Conversely, if interest rates rise after it issues the 7% preferred callable shares, the company will not redeem them and instead continue to pay the 7%. The company is protected from rising financing costs and market fluctuations.
An investor owning a callable preferred stock has the benefits of a steady return. However, if the preferred issue is called by the issuer, the investor will most likely be faced with the prospect of reinvesting the proceeds at a lower dividend or interest rate.
To compensate for this, issuers usually pay a call premium at the redemption of the preferred issue, which compensates the investor for part of this reinvestment risk. Investors assure themselves of a guaranteed rate of return if markets drop, but they give up some of the upswing potential of common shares in exchange for greater security.
Callable vs.
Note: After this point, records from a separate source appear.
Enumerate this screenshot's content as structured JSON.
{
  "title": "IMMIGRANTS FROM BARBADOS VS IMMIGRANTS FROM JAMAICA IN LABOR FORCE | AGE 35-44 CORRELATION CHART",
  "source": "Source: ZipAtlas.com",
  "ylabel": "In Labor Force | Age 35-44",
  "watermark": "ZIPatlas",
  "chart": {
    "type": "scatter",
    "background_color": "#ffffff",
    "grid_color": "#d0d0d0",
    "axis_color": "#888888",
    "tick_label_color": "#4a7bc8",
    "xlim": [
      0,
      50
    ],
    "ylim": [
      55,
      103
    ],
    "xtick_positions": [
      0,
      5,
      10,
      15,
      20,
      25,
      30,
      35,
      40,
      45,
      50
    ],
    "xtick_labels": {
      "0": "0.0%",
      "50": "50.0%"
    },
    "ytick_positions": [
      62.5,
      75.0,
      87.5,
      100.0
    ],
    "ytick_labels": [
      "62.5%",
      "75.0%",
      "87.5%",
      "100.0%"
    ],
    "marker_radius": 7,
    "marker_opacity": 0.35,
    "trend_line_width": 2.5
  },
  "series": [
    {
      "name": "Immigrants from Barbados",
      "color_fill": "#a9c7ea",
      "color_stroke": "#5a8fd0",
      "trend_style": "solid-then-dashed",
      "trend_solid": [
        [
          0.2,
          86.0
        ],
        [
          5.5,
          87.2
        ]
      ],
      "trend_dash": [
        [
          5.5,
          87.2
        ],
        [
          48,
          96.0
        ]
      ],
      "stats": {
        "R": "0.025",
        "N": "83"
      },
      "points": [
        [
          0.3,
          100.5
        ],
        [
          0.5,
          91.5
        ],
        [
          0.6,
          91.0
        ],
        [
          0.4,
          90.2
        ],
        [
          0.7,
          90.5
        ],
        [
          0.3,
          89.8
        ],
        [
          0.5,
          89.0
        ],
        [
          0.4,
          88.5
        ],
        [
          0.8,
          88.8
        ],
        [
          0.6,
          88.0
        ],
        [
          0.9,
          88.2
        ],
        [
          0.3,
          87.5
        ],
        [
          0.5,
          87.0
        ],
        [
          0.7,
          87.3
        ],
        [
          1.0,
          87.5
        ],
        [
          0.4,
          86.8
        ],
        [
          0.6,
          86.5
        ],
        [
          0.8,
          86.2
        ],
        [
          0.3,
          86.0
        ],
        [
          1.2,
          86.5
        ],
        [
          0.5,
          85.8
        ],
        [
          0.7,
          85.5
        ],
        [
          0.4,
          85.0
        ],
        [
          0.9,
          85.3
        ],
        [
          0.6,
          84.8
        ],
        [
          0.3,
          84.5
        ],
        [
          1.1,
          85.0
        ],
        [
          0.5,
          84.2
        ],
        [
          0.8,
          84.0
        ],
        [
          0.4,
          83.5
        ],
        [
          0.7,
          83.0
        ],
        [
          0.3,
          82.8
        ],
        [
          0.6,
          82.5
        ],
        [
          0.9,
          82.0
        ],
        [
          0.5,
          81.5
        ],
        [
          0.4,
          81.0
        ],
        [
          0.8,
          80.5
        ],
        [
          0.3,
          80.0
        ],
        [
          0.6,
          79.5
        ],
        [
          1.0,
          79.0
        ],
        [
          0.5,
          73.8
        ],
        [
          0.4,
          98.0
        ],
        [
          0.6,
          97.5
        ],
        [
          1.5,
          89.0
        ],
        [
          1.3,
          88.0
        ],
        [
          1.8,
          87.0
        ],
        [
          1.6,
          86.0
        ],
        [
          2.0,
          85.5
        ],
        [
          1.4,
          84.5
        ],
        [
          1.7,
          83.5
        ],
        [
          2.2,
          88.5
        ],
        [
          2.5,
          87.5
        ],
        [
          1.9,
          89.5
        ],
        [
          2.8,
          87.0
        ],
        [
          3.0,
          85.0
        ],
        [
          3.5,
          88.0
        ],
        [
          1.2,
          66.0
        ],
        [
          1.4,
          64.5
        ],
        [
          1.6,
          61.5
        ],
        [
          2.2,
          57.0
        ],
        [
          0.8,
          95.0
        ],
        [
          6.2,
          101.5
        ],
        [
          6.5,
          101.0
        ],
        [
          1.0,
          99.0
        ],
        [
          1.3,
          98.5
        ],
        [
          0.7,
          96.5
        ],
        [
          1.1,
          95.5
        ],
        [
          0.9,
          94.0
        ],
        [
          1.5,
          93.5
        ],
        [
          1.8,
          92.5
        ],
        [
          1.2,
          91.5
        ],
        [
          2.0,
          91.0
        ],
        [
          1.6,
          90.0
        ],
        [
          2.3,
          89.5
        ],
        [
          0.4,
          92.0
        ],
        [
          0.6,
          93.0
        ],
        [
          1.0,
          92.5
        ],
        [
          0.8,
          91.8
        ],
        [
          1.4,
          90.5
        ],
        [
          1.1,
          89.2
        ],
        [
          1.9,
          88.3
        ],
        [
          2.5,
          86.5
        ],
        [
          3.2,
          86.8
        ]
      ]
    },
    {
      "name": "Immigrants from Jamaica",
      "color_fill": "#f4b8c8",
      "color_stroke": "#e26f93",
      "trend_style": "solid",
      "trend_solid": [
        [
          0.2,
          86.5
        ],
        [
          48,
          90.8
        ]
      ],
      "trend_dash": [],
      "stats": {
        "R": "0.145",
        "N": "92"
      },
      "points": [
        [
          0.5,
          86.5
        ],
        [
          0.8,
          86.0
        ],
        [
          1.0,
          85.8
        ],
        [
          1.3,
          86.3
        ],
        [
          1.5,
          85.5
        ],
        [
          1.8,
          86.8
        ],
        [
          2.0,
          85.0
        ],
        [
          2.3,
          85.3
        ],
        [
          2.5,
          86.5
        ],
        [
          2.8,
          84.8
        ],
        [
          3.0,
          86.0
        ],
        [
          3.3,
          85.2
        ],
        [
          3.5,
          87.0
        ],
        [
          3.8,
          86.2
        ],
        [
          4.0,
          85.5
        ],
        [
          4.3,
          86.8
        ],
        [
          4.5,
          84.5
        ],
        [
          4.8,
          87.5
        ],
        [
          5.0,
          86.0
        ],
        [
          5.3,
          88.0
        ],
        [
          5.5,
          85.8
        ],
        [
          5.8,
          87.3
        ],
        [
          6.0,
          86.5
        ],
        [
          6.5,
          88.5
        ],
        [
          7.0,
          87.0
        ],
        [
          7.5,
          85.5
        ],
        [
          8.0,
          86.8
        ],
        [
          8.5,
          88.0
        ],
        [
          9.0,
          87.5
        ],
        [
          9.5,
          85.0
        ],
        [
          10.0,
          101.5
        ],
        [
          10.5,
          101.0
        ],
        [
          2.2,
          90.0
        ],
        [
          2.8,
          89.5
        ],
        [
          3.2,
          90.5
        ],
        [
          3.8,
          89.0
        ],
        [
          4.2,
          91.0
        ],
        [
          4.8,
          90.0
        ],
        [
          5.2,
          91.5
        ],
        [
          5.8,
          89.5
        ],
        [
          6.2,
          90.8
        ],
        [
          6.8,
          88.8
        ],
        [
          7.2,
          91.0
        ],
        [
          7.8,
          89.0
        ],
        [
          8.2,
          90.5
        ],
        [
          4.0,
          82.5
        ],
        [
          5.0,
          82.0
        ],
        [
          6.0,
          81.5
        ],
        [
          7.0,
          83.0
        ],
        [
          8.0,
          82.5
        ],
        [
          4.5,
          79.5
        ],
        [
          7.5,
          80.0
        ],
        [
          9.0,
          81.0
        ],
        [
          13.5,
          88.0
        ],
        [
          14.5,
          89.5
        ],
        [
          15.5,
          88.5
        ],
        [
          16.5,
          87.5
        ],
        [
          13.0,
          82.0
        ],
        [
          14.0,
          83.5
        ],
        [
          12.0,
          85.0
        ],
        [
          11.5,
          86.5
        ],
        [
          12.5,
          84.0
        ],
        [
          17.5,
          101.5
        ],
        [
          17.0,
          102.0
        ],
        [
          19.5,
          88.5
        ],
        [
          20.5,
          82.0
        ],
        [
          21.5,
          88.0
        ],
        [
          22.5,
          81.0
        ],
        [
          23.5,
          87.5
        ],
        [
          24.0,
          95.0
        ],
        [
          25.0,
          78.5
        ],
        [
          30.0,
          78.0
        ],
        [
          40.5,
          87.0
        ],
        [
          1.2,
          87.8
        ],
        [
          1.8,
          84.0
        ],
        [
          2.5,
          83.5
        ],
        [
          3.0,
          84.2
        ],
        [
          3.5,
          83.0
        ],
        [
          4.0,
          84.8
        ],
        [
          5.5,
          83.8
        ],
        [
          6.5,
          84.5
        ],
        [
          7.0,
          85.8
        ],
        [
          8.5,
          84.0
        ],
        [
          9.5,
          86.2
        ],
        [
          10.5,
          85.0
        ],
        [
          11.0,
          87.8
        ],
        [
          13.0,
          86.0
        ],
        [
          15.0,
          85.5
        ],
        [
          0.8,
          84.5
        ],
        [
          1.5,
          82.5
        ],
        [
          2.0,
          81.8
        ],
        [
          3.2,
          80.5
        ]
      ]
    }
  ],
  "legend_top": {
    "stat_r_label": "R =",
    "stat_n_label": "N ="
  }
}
Retractable Preferred Shares
While callable shares may be redeemed by the issuer, retractable preferred shares are a specific type of preferred stock that lets the owner sell the share back to the issuer at a set price. Sometimes instead of cash, retractable preferred shares can be exchanged for common shares of the issuer. This may be referred to as a “soft” retraction compared with a “hard” retraction where cash is paid out to the shareholders.